As it is well known there is a direct co-relation between the cell cycle progression with its regulating check points and regulatory proteins such as p53 with its subsequent induction proteins (Bax,Bak). Therefore it wasn’t weird to combine the results of flow cytometry with that of RT-PCR in order to achieve a consideration about the mechanism of nanoparticles inside the cells.
Semiquantitative expression of some apoptotic genes was performed by One Step RT-PCR assay. Results showed that there was difference in expression level of p53 between both nanoparticles compared to untreated cells, where the cells treated with AgNPs showed increased in the expression level of P53 compared to cells treated with AuNPs and untreated cells. The same figure was observed for bax and bak genes. This indicates that both metallic nanoparticles behave differently on the same cell type.
AuNPs stop the cell cycle in G1 phase preventing entrance into S phase, and slightly elevation of p53 expression may indicate AuNPs as a mutagenic agent, that would cause cell arrest rather than apoptosis.
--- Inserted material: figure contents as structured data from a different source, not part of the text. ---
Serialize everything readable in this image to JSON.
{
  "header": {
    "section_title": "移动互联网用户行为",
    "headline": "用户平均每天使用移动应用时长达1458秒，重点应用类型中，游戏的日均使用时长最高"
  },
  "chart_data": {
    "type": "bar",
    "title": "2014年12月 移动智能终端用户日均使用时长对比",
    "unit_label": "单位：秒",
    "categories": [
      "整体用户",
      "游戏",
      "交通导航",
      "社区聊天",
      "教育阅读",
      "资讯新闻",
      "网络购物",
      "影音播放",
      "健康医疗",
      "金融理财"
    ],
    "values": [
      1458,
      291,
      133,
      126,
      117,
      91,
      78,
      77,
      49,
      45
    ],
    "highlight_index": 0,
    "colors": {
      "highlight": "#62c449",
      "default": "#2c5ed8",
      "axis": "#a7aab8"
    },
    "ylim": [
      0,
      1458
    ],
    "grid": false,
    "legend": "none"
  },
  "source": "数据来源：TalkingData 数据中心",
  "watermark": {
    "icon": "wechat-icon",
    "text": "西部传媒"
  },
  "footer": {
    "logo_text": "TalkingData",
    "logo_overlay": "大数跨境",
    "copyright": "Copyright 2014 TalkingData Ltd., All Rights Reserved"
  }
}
AuNPs are able to cause DNA strand breaks which detected by DNA fragmentation assay. Furthermore, it was documented that AuNPs able to induce pyrimidines and purines oxidative damage inhibiting cell proliferation.
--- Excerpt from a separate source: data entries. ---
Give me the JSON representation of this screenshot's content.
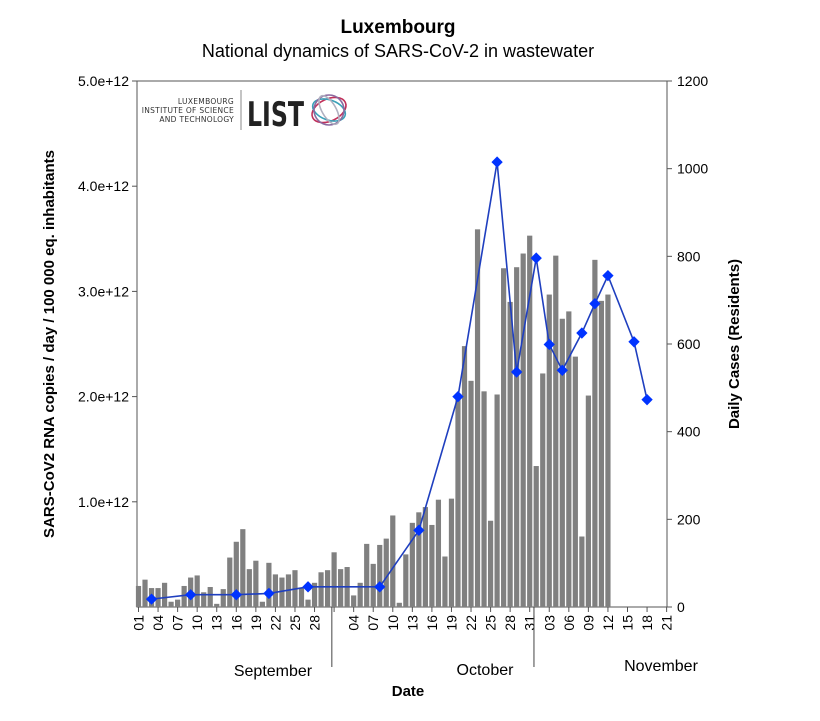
{
  "chart_data": {
    "type": "bar+line",
    "title": "Luxembourg",
    "subtitle": "National dynamics of SARS-CoV-2 in wastewater",
    "xlabel": "Date",
    "ylabel_left": "SARS-CoV2 RNA copies / day  / 100 000 eq. inhabitants",
    "ylabel_right": "Daily Cases (Residents)",
    "ylim_left": [
      0,
      5000000000000.0
    ],
    "ylim_right": [
      0,
      1200
    ],
    "yticks_left": [
      "1.0e+12",
      "2.0e+12",
      "3.0e+12",
      "4.0e+12",
      "5.0e+12"
    ],
    "yticks_right": [
      "0",
      "200",
      "400",
      "600",
      "800",
      "1000",
      "1200"
    ],
    "x_start": "2020-09-01",
    "x_end": "2020-11-21",
    "xtick_labels": [
      "01",
      "04",
      "07",
      "10",
      "13",
      "16",
      "19",
      "22",
      "25",
      "28",
      "",
      "04",
      "07",
      "10",
      "13",
      "16",
      "19",
      "22",
      "25",
      "28",
      "31",
      "03",
      "06",
      "09",
      "12",
      "15",
      "18",
      "21"
    ],
    "months": [
      "September",
      "October",
      "November"
    ],
    "grid": false,
    "bar_color": "#808080",
    "line_color": "#1f3fbf",
    "marker_color": "#0033ff",
    "bars": {
      "unit": "1e12 copies/day/100000 eq. inhabitants",
      "dates_from": "2020-09-01",
      "values": [
        0.2,
        0.26,
        0.18,
        0.18,
        0.23,
        0.05,
        0.07,
        0.2,
        0.28,
        0.3,
        0.14,
        0.19,
        0.03,
        0.17,
        0.47,
        0.62,
        0.74,
        0.36,
        0.44,
        0.05,
        0.42,
        0.31,
        0.28,
        0.31,
        0.35,
        0.18,
        0.07,
        0.23,
        0.33,
        0.35,
        0.52,
        0.36,
        0.38,
        0.11,
        0.23,
        0.6,
        0.41,
        0.59,
        0.65,
        0.87,
        0.04,
        0.5,
        0.8,
        0.9,
        0.95,
        0.78,
        1.02,
        0.48,
        1.03,
        2.0,
        2.48,
        2.15,
        3.59,
        2.05,
        0.82,
        2.02,
        3.22,
        2.9,
        3.23,
        3.36,
        3.53,
        1.34,
        2.22,
        2.97,
        3.34,
        2.74,
        2.81,
        2.38,
        0.67,
        2.01,
        3.3,
        2.91,
        2.97
      ]
    },
    "cases": [
      {
        "date": "2020-09-03",
        "value": 18
      },
      {
        "date": "2020-09-09",
        "value": 28
      },
      {
        "date": "2020-09-16",
        "value": 28
      },
      {
        "date": "2020-09-21",
        "value": 31
      },
      {
        "date": "2020-09-27",
        "value": 46
      },
      {
        "date": "2020-10-08",
        "value": 46
      },
      {
        "date": "2020-10-14",
        "value": 175
      },
      {
        "date": "2020-10-20",
        "value": 480
      },
      {
        "date": "2020-10-26",
        "value": 1015
      },
      {
        "date": "2020-10-29",
        "value": 536
      },
      {
        "date": "2020-11-01",
        "value": 796
      },
      {
        "date": "2020-11-03",
        "value": 599
      },
      {
        "date": "2020-11-05",
        "value": 540
      },
      {
        "date": "2020-11-08",
        "value": 625
      },
      {
        "date": "2020-11-10",
        "value": 692
      },
      {
        "date": "2020-11-12",
        "value": 756
      },
      {
        "date": "2020-11-16",
        "value": 605
      },
      {
        "date": "2020-11-18",
        "value": 473
      }
    ]
  },
  "logo": {
    "line1": "LUXEMBOURG",
    "line2": "INSTITUTE OF SCIENCE",
    "line3": "AND TECHNOLOGY",
    "wordmark": "LIST"
  }
}
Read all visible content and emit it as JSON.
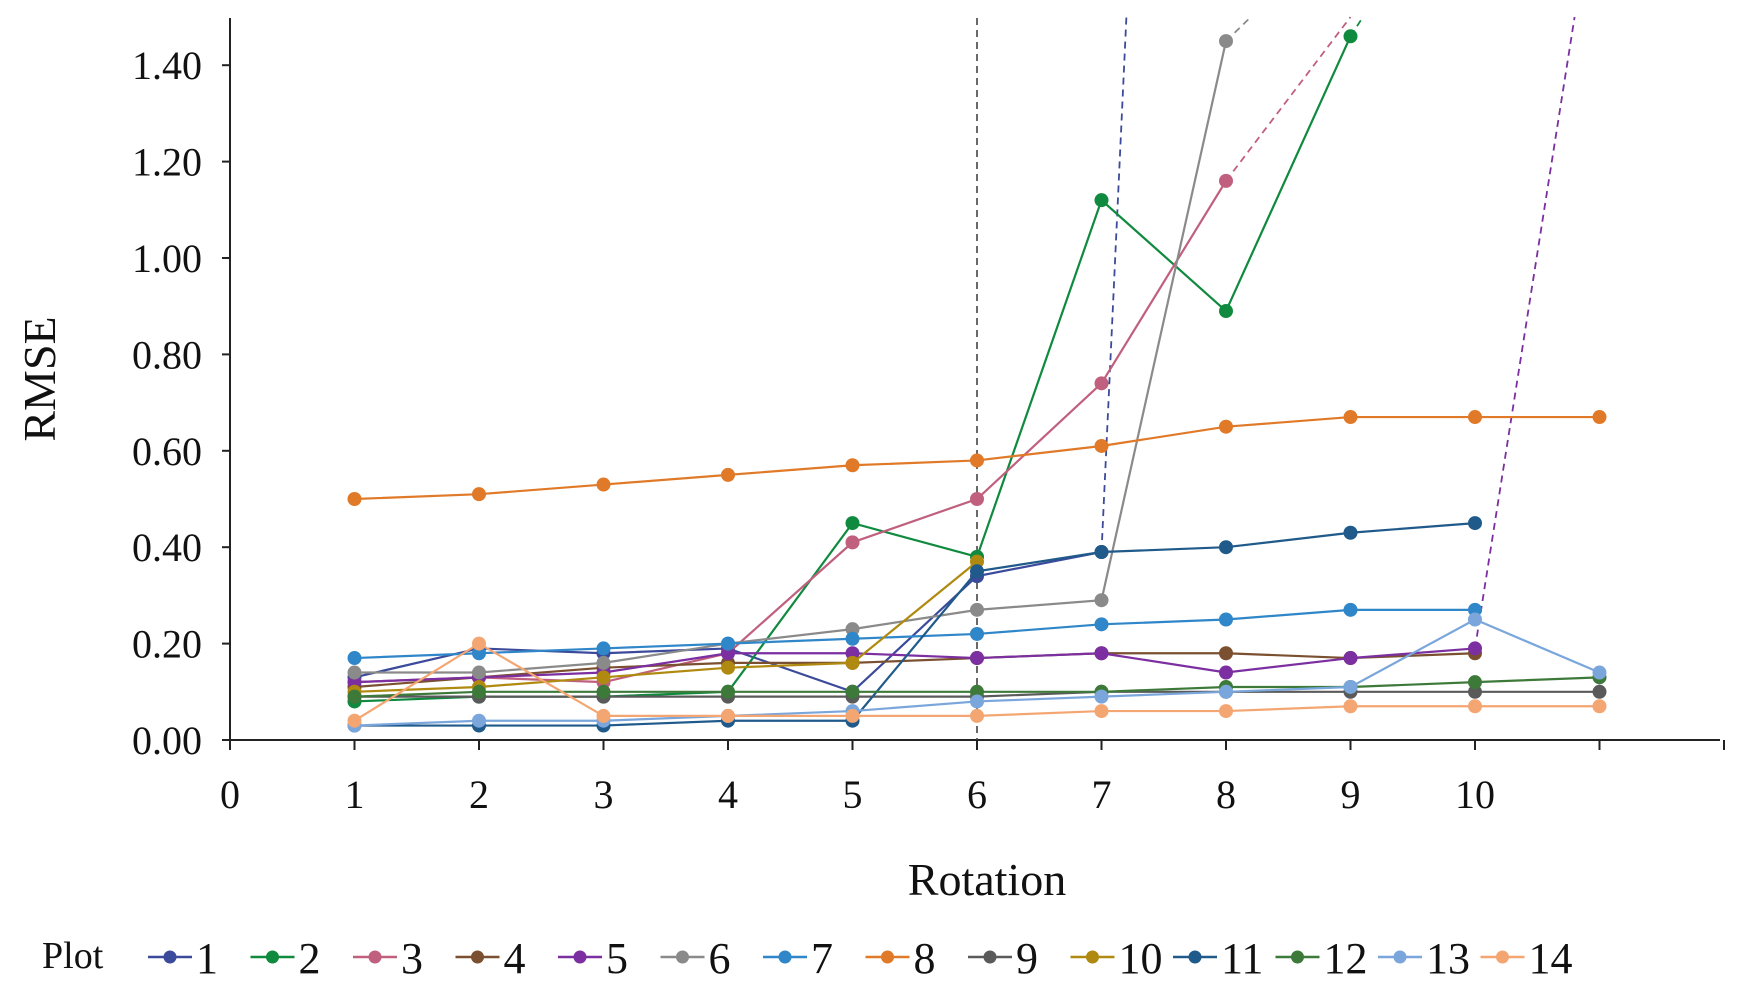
{
  "chart_data": {
    "type": "line",
    "title": "",
    "xlabel": "Rotation",
    "ylabel": "RMSE",
    "xlim": [
      0,
      12
    ],
    "ylim": [
      0,
      1.5
    ],
    "x_ticks": [
      "0",
      "1",
      "2",
      "3",
      "4",
      "5",
      "6",
      "7",
      "8",
      "9",
      "10"
    ],
    "y_ticks": [
      "0.00",
      "0.20",
      "0.40",
      "0.60",
      "0.80",
      "1.00",
      "1.20",
      "1.40"
    ],
    "legend_title": "Plot",
    "legend_position": "bottom",
    "series": [
      {
        "name": "1",
        "color": "#3b4a9a",
        "x": [
          1,
          2,
          3,
          4,
          5,
          6,
          7
        ],
        "y": [
          0.13,
          0.19,
          0.18,
          0.19,
          0.1,
          0.34,
          0.39
        ],
        "dash_to": [
          7.2,
          1.5
        ]
      },
      {
        "name": "2",
        "color": "#0f8a3e",
        "x": [
          1,
          2,
          3,
          4,
          5,
          6,
          7,
          8,
          9
        ],
        "y": [
          0.08,
          0.09,
          0.09,
          0.1,
          0.45,
          0.38,
          1.12,
          0.89,
          1.46
        ],
        "dash_to": [
          9.1,
          1.5
        ]
      },
      {
        "name": "3",
        "color": "#c0607e",
        "x": [
          1,
          2,
          3,
          4,
          5,
          6,
          7,
          8
        ],
        "y": [
          0.12,
          0.13,
          0.12,
          0.18,
          0.41,
          0.5,
          0.74,
          1.16
        ],
        "dash_to": [
          9.0,
          1.5
        ]
      },
      {
        "name": "4",
        "color": "#7a5030",
        "x": [
          1,
          2,
          3,
          4,
          5,
          6,
          7,
          8,
          9,
          10
        ],
        "y": [
          0.11,
          0.13,
          0.15,
          0.16,
          0.16,
          0.17,
          0.18,
          0.18,
          0.17,
          0.18
        ]
      },
      {
        "name": "5",
        "color": "#7b2fa0",
        "x": [
          1,
          2,
          3,
          4,
          5,
          6,
          7,
          8,
          9,
          10
        ],
        "y": [
          0.12,
          0.13,
          0.14,
          0.18,
          0.18,
          0.17,
          0.18,
          0.14,
          0.17,
          0.19
        ],
        "dash_to": [
          10.8,
          1.5
        ]
      },
      {
        "name": "6",
        "color": "#8a8a8a",
        "x": [
          1,
          2,
          3,
          4,
          5,
          6,
          7,
          8
        ],
        "y": [
          0.14,
          0.14,
          0.16,
          0.2,
          0.23,
          0.27,
          0.29,
          1.45
        ],
        "dash_to": [
          8.2,
          1.5
        ]
      },
      {
        "name": "7",
        "color": "#2f86c8",
        "x": [
          1,
          2,
          3,
          4,
          5,
          6,
          7,
          8,
          9,
          10
        ],
        "y": [
          0.17,
          0.18,
          0.19,
          0.2,
          0.21,
          0.22,
          0.24,
          0.25,
          0.27,
          0.27
        ]
      },
      {
        "name": "8",
        "color": "#e07a28",
        "x": [
          1,
          2,
          3,
          4,
          5,
          6,
          7,
          8,
          9,
          10,
          11
        ],
        "y": [
          0.5,
          0.51,
          0.53,
          0.55,
          0.57,
          0.58,
          0.61,
          0.65,
          0.67,
          0.67,
          0.67
        ]
      },
      {
        "name": "9",
        "color": "#5a5a5a",
        "x": [
          1,
          2,
          3,
          4,
          5,
          6,
          7,
          8,
          9,
          10,
          11
        ],
        "y": [
          0.09,
          0.09,
          0.09,
          0.09,
          0.09,
          0.09,
          0.1,
          0.1,
          0.1,
          0.1,
          0.1
        ]
      },
      {
        "name": "10",
        "color": "#b08a10",
        "x": [
          1,
          2,
          3,
          4,
          5,
          6
        ],
        "y": [
          0.1,
          0.11,
          0.13,
          0.15,
          0.16,
          0.37
        ]
      },
      {
        "name": "11",
        "color": "#1f5a8a",
        "x": [
          1,
          2,
          3,
          4,
          5,
          6,
          7,
          8,
          9,
          10
        ],
        "y": [
          0.03,
          0.03,
          0.03,
          0.04,
          0.04,
          0.35,
          0.39,
          0.4,
          0.43,
          0.45
        ]
      },
      {
        "name": "12",
        "color": "#3d7a3a",
        "x": [
          1,
          2,
          3,
          4,
          5,
          6,
          7,
          8,
          9,
          10,
          11
        ],
        "y": [
          0.09,
          0.1,
          0.1,
          0.1,
          0.1,
          0.1,
          0.1,
          0.11,
          0.11,
          0.12,
          0.13
        ]
      },
      {
        "name": "13",
        "color": "#7aa6dc",
        "x": [
          1,
          2,
          3,
          4,
          5,
          6,
          7,
          8,
          9,
          10,
          11
        ],
        "y": [
          0.03,
          0.04,
          0.04,
          0.05,
          0.06,
          0.08,
          0.09,
          0.1,
          0.11,
          0.25,
          0.14
        ]
      },
      {
        "name": "14",
        "color": "#f4a672",
        "x": [
          1,
          2,
          3,
          4,
          5,
          6,
          7,
          8,
          9,
          10,
          11
        ],
        "y": [
          0.04,
          0.2,
          0.05,
          0.05,
          0.05,
          0.05,
          0.06,
          0.06,
          0.07,
          0.07,
          0.07
        ]
      }
    ],
    "reference_lines": [
      {
        "x": 6,
        "color": "#444444",
        "style": "dashed"
      }
    ]
  }
}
Oxidative stress had been found to be one of the toxic effects of gold nanoparticles.
The apoptotic mechanisms of AgNPs can be attributed to release Ag ions from the AgNPs and/or nanoparticles deposited inside the cells and detailed mechanisms mostly include reactive oxygen species (ROS) generation leading to apoptosis. Moreover disruption of energy metabolism and mitochondria mediated DNA fragmentation leading also to programmed cell death involved p53 dependent gene transcription of pro-apoptotic proteins.
Moreover the elevated induction of p53 is not depends only on damaged DNA but moreover on the integrity of cellular nucleolus which related mainly to the cellular protein integrity and hence the endoplasmic reticulum (ER) integrity which may suggest a lethal effect of AgNPs on ER. That may explain the reduction in casepase-3 as ER induces apoptosis is actually through casepase-12.
Though the genotoxic effects of gold and silver nanoparticles on HepG2 cells, those nanoparticles had reveled their safety effect on normal cell line (WISH), that primarily suggesting their antitumor activity, but still lot of investigations areas to be studied.